Relations entre les concentrations de PFAS et d’anticorps

Les concentrations sériques de PFAS à l’âge de 7 ans comme de 13 ans apparaissent inversement corrélées au niveau des anticorps antidiphtériques à 13 ans après ajustement sur le sexe, l’âge lors de la mesure, et le type du vaccin de rappel effectué à 5 ans (bivalent [DT] jusqu’en 2002, puis tri- et tétravalent avec l’introduction successive d’obligations vaccinales contre la coqueluche et la poliomyélite). L’association est statistiquement significative avec la concentration de PFDA à 7 ans : diminution de 21,5 % du niveau des anticorps (IC95 : -34,4 à -6,7 %) pour un doublement de la concentration. En excluant les 68 enfants qui avaient vraisemblablement bénéficié d’un second rappel, l’effet est plus prononcé (doublement des concentrations sériques de PFDA associé à une diminution de 24,2 % [-37,5 à -8 %] du niveau des anticorps antidiphtériques) et la relation avec la concentration de PFOA à 13 ans devient significative (diminution de 25,3 % [-42,5 à -3 %] pour un doublement des concentrations sériques). Le risque que le titre des anticorps antidiphtériques soit inférieur au seuil considéré protecteur augmente avec l’exposition à ces deux composés. L’odds ratio (OR) pour un doublement de la concentration de PFDA à 7 ans est égal à 1,39 (1,05-1,85) dans la population totale et à 1,54 (1,13-2,12) après exclusion des 68 participants vus aux urgences. Les OR correspondants pour le PFOA mesuré à 13 ans sont respectivement égaux à 1,47 (1,03-2,14) et à 1,71 (1,15-2,55).

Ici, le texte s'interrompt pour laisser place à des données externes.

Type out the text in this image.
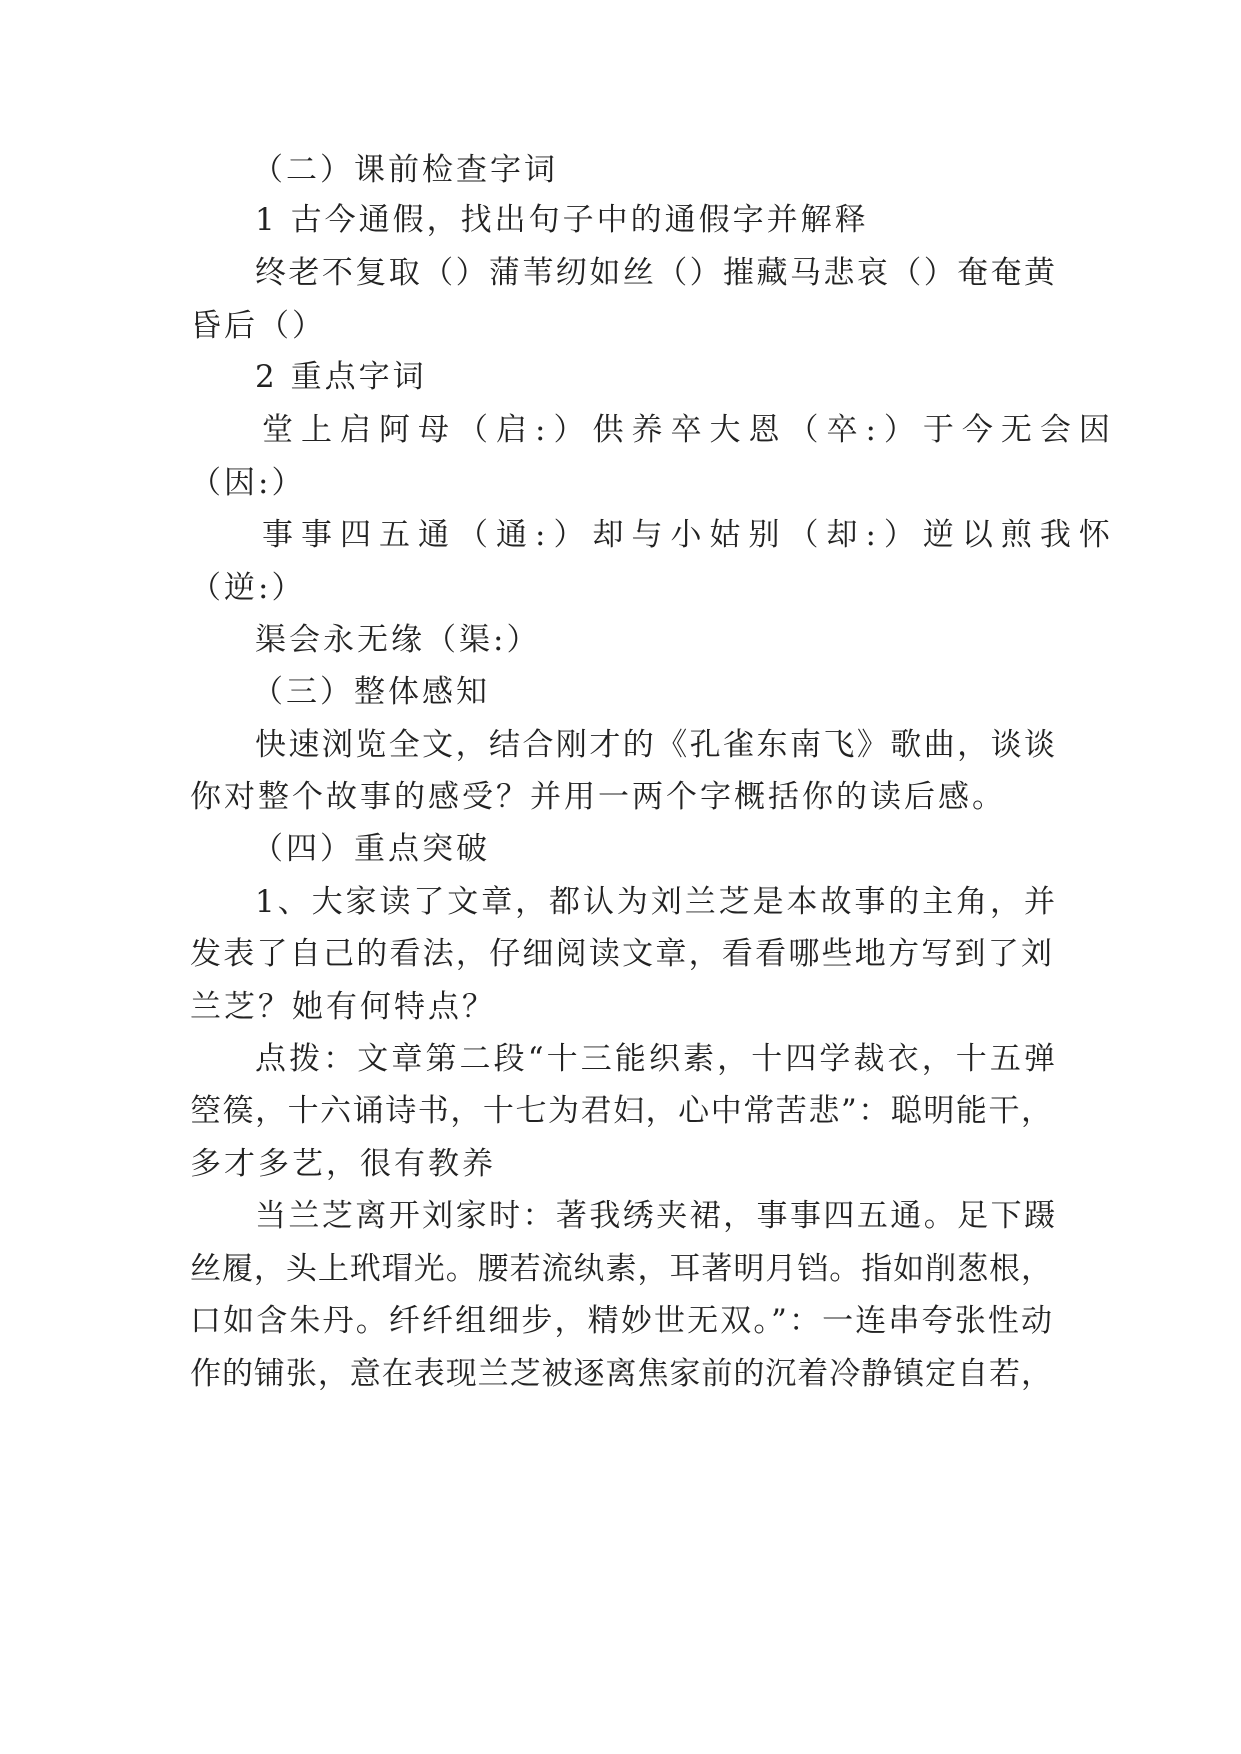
（二）课前检查字词
1 古今通假，找出句子中的通假字并解释
终老不复取（）蒲苇纫如丝（）摧藏马悲哀（）奄奄黄
昏后（）
2 重点字词
堂上启阿母（启:）供养卒大恩（卒:）于今无会因
（因:）
事事四五通（通:）却与小姑别（却:）逆以煎我怀
（逆:）
渠会永无缘（渠:）
（三）整体感知
快速浏览全文，结合刚才的《孔雀东南飞》歌曲，谈谈
你对整个故事的感受？并用一两个字概括你的读后感。
（四）重点突破
1、大家读了文章，都认为刘兰芝是本故事的主角，并
发表了自己的看法，仔细阅读文章，看看哪些地方写到了刘
兰芝？她有何特点？
点拨：文章第二段“十三能织素，十四学裁衣，十五弹
箜篌，十六诵诗书，十七为君妇，心中常苦悲”：聪明能干，
多才多艺，很有教养
当兰芝离开刘家时：著我绣夹裙，事事四五通。足下蹑
丝履，头上玳瑁光。腰若流纨素，耳著明月铛。指如削葱根，
口如含朱丹。纤纤组细步，精妙世无双。”：一连串夸张性动
作的铺张，意在表现兰芝被逐离焦家前的沉着冷静镇定自若，
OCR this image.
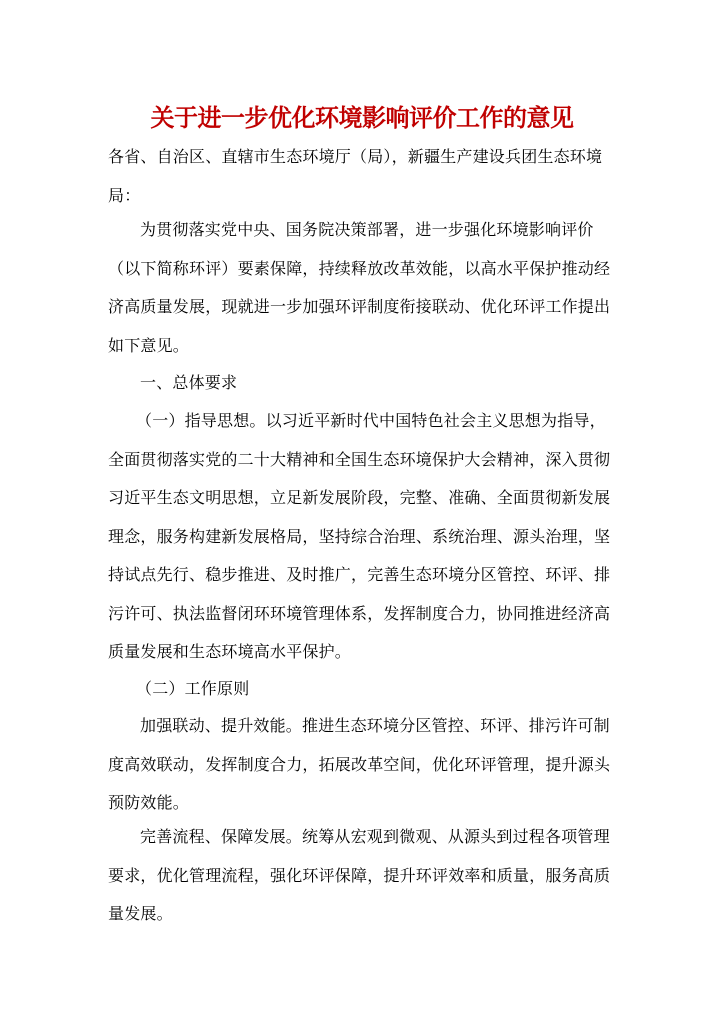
关于进一步优化环境影响评价工作的意见

各省、自治区、直辖市生态环境厅（局），新疆生产建设兵团生态环境局：

为贯彻落实党中央、国务院决策部署，进一步强化环境影响评价（以下简称环评）要素保障，持续释放改革效能，以高水平保护推动经济高质量发展，现就进一步加强环评制度衔接联动、优化环评工作提出如下意见。

一、总体要求

（一）指导思想。以习近平新时代中国特色社会主义思想为指导，全面贯彻落实党的二十大精神和全国生态环境保护大会精神，深入贯彻习近平生态文明思想，立足新发展阶段，完整、准确、全面贯彻新发展理念，服务构建新发展格局，坚持综合治理、系统治理、源头治理，坚持试点先行、稳步推进、及时推广，完善生态环境分区管控、环评、排污许可、执法监督闭环环境管理体系，发挥制度合力，协同推进经济高质量发展和生态环境高水平保护。

（二）工作原则

加强联动、提升效能。推进生态环境分区管控、环评、排污许可制度高效联动，发挥制度合力，拓展改革空间，优化环评管理，提升源头预防效能。

完善流程、保障发展。统筹从宏观到微观、从源头到过程各项管理要求，优化管理流程，强化环评保障，提升环评效率和质量，服务高质量发展。
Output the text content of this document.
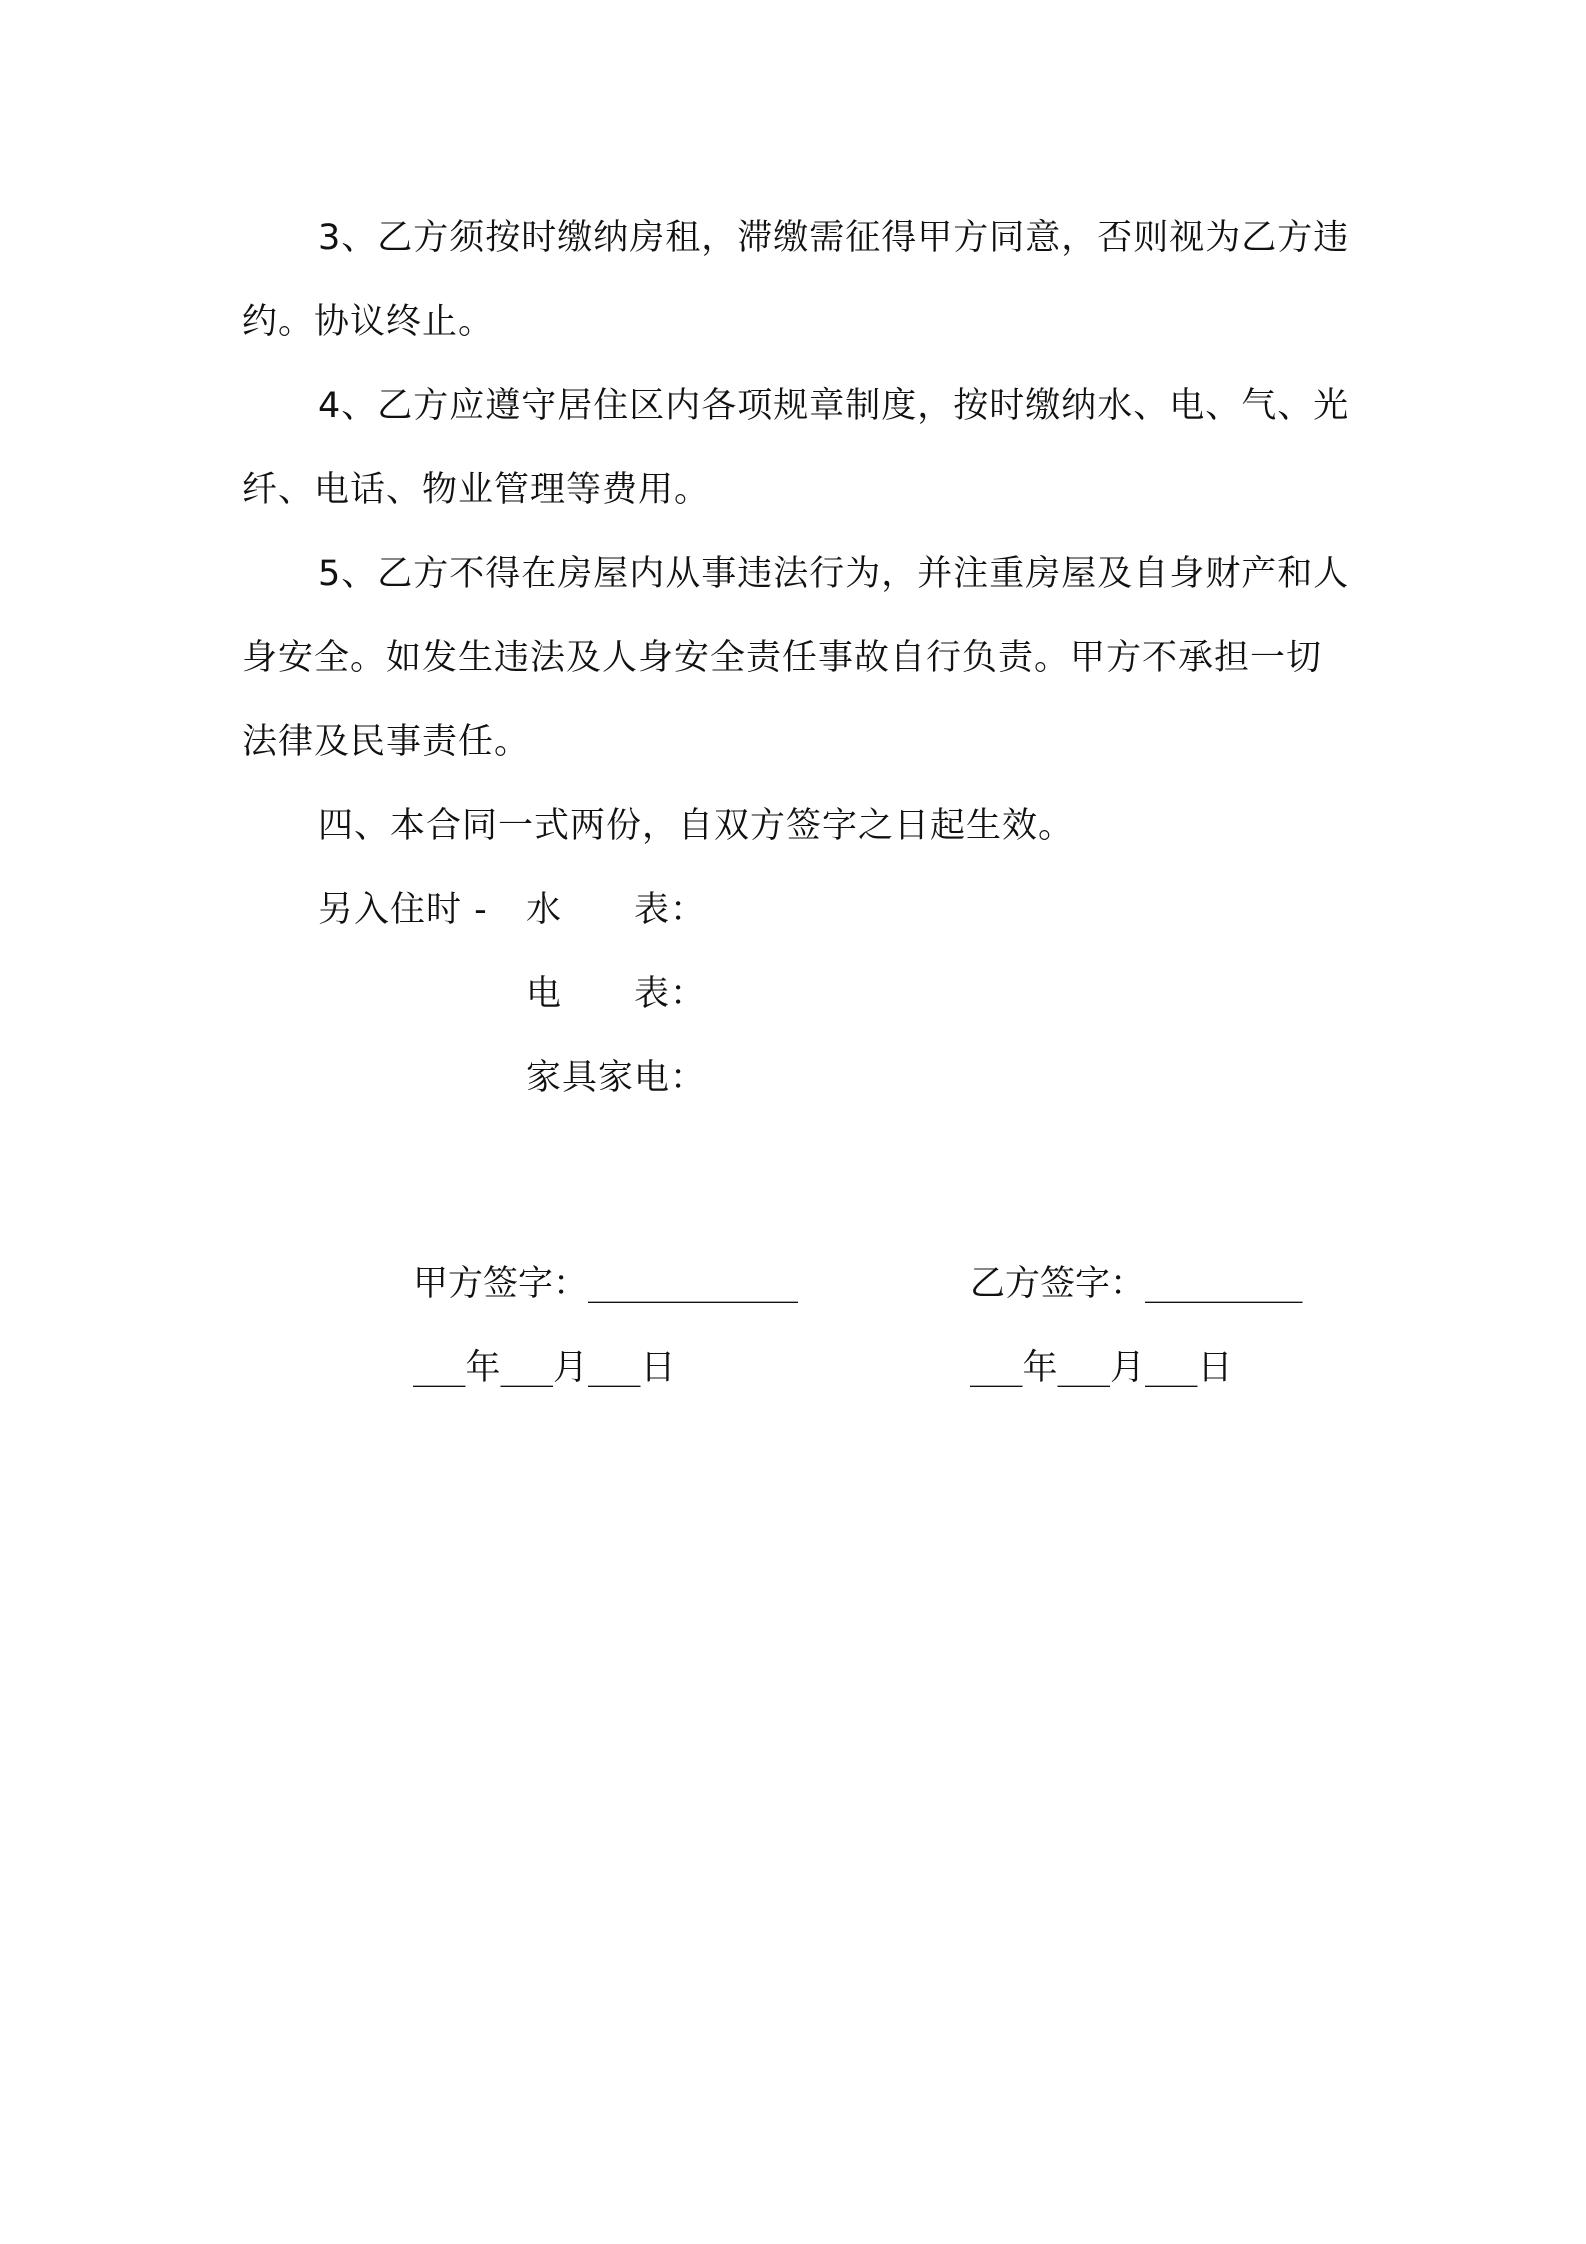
3、乙方须按时缴纳房租，滞缴需征得甲方同意，否则视为乙方违约。协议终止。

4、乙方应遵守居住区内各项规章制度，按时缴纳水、电、气、光纤、电话、物业管理等费用。

5、乙方不得在房屋内从事违法行为，并注重房屋及自身财产和人身安全。如发生违法及人身安全责任事故自行负责。甲方不承担一切法律及民事责任。

四、本合同一式两份，自双方签字之日起生效。

另入住时 -水　　表：
电　　表：
家具家电：
甲方签字：____________
___年___月___日
乙方签字：_________
___年___月___日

Une influence de l’exposition aux PFAS sur la réponse immunitaire à l’anatoxine tétanique ne se dégage pas clairement de cette étude, qui est la première à suivre de manière prospective la trajectoire des concentrations d’anticorps vaccinaux en relation avec l’exposition aux PFAS jusqu’à l’adolescence. Des mesures ponctuelles effectuées à six ans d’intervalle ne permettent pas, cependant, d’en avoir une représentation complète et précise.

 


Publication analysée :

* Grandjean P1, Heilmann C, Weihe P, Nielsen F, Mogensen UB, Budtz-Jørgensen E. Serum vaccine antibody concentrations in adolescents exposed to perfluorinated compounds. Environ Health Perspect 2017 ; 125(7) : 077018. doi : 10.1289/EHP275

1 Department of Environmental Medicine, University of Southern Denmark, Odense, Danemark.

1. Environ Risque Sante 2012 ; 11 : 342-3. doi : 10.1684/ers.2012.0569.